We’re out of ideas. Then I try a no-hoper…
- Maisiúcháin?

They all look at me
- What’s “moshucawn”?!
- It’s Irish for decorations…

Himself is unimpressed with my show of knowledge.
- Well that’s not it.

He’s dancing from foot to foot now. Hard to know whether it’s better fun if we give up. (Like we did when Herself came up with “stand”.)

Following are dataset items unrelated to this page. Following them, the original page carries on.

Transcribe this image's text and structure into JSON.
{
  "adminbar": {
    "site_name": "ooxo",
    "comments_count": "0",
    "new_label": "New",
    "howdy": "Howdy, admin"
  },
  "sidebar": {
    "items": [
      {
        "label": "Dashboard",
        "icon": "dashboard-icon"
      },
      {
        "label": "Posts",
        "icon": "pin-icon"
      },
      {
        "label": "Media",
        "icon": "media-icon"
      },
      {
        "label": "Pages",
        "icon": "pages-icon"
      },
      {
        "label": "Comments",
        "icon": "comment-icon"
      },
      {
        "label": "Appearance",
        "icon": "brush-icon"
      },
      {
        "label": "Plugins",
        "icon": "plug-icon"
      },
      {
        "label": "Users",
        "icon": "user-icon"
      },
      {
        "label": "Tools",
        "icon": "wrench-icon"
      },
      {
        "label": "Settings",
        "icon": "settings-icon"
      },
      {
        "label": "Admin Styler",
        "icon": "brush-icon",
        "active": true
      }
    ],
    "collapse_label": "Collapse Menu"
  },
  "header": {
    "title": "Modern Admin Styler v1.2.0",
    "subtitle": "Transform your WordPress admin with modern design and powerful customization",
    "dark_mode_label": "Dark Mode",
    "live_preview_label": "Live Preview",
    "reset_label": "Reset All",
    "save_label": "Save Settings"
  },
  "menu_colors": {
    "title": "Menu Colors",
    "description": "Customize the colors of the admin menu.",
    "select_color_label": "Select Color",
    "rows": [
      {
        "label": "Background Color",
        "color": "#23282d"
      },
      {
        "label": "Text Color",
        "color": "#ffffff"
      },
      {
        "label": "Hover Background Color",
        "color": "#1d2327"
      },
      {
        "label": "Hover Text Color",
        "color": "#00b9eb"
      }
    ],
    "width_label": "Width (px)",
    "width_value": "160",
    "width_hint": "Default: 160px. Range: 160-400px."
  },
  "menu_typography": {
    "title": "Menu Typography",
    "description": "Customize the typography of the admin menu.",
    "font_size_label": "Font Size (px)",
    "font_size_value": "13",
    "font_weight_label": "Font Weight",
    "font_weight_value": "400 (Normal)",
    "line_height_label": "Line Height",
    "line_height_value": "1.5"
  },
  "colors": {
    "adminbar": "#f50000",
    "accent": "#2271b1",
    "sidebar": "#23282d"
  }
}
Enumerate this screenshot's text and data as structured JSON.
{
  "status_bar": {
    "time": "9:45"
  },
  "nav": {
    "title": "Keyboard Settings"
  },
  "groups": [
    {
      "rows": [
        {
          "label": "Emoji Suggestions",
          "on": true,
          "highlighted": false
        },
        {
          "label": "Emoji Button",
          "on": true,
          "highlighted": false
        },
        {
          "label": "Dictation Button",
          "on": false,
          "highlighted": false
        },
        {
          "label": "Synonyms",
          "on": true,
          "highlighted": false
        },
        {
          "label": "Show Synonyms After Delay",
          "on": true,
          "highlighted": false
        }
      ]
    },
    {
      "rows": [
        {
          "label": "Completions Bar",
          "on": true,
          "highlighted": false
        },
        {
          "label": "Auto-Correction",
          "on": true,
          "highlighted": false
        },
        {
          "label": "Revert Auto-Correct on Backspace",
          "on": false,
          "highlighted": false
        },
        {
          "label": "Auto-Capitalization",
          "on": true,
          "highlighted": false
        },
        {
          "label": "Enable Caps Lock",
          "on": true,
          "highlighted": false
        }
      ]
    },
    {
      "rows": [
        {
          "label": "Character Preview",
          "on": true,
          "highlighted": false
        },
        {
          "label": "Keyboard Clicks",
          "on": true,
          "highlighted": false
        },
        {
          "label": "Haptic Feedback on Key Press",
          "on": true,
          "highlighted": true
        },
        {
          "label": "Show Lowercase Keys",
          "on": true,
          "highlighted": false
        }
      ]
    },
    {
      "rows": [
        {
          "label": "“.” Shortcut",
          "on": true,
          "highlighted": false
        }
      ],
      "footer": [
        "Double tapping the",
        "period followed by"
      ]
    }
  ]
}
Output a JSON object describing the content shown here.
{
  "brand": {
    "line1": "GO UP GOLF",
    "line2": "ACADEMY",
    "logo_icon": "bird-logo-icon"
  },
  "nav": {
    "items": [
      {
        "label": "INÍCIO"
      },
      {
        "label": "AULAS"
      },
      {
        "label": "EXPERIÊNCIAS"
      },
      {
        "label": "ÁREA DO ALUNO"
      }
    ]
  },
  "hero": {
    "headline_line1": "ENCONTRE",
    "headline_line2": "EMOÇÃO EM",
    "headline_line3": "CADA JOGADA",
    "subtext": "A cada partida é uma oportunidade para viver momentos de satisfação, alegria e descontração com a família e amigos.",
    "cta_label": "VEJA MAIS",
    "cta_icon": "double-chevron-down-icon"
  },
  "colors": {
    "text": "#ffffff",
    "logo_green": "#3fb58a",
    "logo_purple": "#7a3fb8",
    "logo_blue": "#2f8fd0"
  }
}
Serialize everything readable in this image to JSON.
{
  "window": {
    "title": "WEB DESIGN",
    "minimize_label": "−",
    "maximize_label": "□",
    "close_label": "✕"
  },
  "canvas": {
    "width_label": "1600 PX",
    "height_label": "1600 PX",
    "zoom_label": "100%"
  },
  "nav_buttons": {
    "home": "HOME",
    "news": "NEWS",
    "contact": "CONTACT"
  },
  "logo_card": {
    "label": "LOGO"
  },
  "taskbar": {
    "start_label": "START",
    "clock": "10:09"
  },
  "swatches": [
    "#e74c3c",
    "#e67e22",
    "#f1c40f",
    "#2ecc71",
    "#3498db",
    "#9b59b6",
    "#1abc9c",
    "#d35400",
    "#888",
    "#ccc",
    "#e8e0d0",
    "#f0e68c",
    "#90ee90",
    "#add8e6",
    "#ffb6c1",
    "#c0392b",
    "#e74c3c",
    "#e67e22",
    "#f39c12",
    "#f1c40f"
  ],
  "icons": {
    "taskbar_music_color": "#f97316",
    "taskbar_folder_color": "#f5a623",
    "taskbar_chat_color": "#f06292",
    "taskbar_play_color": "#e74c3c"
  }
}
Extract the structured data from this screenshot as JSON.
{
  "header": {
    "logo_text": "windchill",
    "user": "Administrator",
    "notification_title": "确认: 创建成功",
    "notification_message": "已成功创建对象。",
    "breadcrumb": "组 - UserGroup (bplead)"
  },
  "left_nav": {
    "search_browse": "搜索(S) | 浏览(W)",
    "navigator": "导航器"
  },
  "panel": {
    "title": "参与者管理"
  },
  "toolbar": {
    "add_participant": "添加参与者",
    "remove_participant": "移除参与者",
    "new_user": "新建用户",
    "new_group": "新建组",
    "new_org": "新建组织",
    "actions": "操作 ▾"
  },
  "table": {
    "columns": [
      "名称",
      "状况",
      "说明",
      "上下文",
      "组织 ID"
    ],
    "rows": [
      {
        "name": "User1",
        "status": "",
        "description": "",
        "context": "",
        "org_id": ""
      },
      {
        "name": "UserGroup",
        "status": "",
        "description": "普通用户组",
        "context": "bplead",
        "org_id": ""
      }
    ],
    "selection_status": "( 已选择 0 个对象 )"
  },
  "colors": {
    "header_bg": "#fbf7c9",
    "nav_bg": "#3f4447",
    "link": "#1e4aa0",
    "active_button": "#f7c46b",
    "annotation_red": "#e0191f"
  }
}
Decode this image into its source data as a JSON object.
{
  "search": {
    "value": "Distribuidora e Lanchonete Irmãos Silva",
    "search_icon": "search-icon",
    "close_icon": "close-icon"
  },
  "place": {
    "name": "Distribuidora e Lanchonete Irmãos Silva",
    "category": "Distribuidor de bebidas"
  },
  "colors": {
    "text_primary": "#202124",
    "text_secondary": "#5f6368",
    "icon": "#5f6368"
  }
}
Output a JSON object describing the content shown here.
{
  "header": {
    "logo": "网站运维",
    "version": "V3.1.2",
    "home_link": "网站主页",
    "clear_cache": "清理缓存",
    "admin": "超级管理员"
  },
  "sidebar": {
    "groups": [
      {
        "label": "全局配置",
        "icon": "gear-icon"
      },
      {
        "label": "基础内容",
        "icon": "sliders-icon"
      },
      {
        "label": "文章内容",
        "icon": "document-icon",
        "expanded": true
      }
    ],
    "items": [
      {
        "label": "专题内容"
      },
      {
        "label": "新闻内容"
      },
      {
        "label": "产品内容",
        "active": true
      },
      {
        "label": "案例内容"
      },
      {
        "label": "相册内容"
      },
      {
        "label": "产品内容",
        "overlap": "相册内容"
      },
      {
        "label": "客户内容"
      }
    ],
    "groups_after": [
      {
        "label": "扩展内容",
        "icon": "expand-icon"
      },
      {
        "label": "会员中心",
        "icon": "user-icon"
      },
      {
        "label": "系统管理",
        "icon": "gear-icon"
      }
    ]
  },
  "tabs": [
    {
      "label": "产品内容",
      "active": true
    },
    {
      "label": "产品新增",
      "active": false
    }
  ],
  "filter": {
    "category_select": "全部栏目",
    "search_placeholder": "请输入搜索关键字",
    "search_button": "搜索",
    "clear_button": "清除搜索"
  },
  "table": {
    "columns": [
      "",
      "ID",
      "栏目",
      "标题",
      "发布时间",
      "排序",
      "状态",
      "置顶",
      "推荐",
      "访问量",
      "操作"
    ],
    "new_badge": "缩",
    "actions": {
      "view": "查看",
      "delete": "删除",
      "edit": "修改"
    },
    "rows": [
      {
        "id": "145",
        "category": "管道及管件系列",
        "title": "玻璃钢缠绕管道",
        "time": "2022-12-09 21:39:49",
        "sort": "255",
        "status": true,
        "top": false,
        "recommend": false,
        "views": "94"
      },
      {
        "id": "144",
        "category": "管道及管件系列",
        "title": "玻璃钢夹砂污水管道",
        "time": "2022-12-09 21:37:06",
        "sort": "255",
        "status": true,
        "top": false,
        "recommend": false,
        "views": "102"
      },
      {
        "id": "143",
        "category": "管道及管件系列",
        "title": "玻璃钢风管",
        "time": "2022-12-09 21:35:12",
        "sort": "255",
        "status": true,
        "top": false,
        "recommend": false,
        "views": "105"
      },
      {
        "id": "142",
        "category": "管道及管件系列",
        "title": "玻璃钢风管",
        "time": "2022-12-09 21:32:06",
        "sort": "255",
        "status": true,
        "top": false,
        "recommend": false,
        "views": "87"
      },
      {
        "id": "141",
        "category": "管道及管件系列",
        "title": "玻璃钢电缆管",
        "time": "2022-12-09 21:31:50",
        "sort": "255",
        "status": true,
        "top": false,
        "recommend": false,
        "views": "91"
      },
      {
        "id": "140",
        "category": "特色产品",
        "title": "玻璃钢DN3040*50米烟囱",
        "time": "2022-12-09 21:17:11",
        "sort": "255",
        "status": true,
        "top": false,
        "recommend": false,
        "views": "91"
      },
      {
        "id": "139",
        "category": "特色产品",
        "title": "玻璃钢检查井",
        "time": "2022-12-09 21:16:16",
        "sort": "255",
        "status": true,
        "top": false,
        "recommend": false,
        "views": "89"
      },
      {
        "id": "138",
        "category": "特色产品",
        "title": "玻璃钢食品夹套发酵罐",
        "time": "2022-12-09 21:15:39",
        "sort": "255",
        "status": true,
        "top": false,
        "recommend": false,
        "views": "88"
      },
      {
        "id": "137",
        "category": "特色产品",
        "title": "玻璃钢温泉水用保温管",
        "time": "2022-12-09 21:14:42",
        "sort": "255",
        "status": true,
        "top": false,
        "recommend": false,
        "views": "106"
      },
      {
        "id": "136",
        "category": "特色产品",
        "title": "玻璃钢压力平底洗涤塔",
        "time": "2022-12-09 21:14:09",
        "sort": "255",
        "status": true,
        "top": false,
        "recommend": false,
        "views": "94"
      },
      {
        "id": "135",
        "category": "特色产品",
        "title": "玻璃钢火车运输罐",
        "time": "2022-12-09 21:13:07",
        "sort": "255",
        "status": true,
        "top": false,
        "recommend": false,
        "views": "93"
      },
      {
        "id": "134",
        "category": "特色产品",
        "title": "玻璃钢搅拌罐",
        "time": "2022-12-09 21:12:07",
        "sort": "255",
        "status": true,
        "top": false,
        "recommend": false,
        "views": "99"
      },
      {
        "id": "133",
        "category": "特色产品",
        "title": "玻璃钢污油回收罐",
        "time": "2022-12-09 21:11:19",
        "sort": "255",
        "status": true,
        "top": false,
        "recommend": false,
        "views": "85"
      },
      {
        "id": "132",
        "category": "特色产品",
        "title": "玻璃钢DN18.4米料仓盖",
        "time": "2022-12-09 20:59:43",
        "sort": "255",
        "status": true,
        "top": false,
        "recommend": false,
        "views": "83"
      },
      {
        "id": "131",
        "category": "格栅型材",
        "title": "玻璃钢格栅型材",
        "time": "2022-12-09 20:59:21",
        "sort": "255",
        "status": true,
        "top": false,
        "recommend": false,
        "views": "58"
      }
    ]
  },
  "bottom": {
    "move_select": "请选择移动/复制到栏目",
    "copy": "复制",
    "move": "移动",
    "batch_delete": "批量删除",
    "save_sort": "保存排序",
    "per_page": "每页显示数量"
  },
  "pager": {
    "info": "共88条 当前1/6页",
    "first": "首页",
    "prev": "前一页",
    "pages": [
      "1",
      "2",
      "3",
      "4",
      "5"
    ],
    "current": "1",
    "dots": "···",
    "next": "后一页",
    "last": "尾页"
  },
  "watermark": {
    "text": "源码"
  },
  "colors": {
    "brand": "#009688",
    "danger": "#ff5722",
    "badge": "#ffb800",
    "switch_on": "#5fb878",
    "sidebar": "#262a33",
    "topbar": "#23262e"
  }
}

Then I see it. Glittering in all its Newbridge Silver glory. One of those we got in Treasure Chest last year. Pretty things. Stamped out of metal and assembled and soldered together. There was an old gramophone, a Cinderalla carriage, a “world”, a windmill, a baby buggy we got as a present after the 2008 arrival … and this. This was HIS one. Because he loved them in the towns all over France the last few summers. Would spend the whole day on them.


He jumps in the air.
- YES!
He extends a full arm, pointing congratulatorily at the one who got it.
- YES! MERRY-GO-ROUND! You got it! You got it!

And he positively dances circles of joy, slapping his leg as he goes. He has left the room. Is he in Vannes, or L’Orient or Orléans, or somewhere? All of those places, and further. He is a champion jockey, on the way to another certain victory.

Our money’s on him. We look on and celebrate.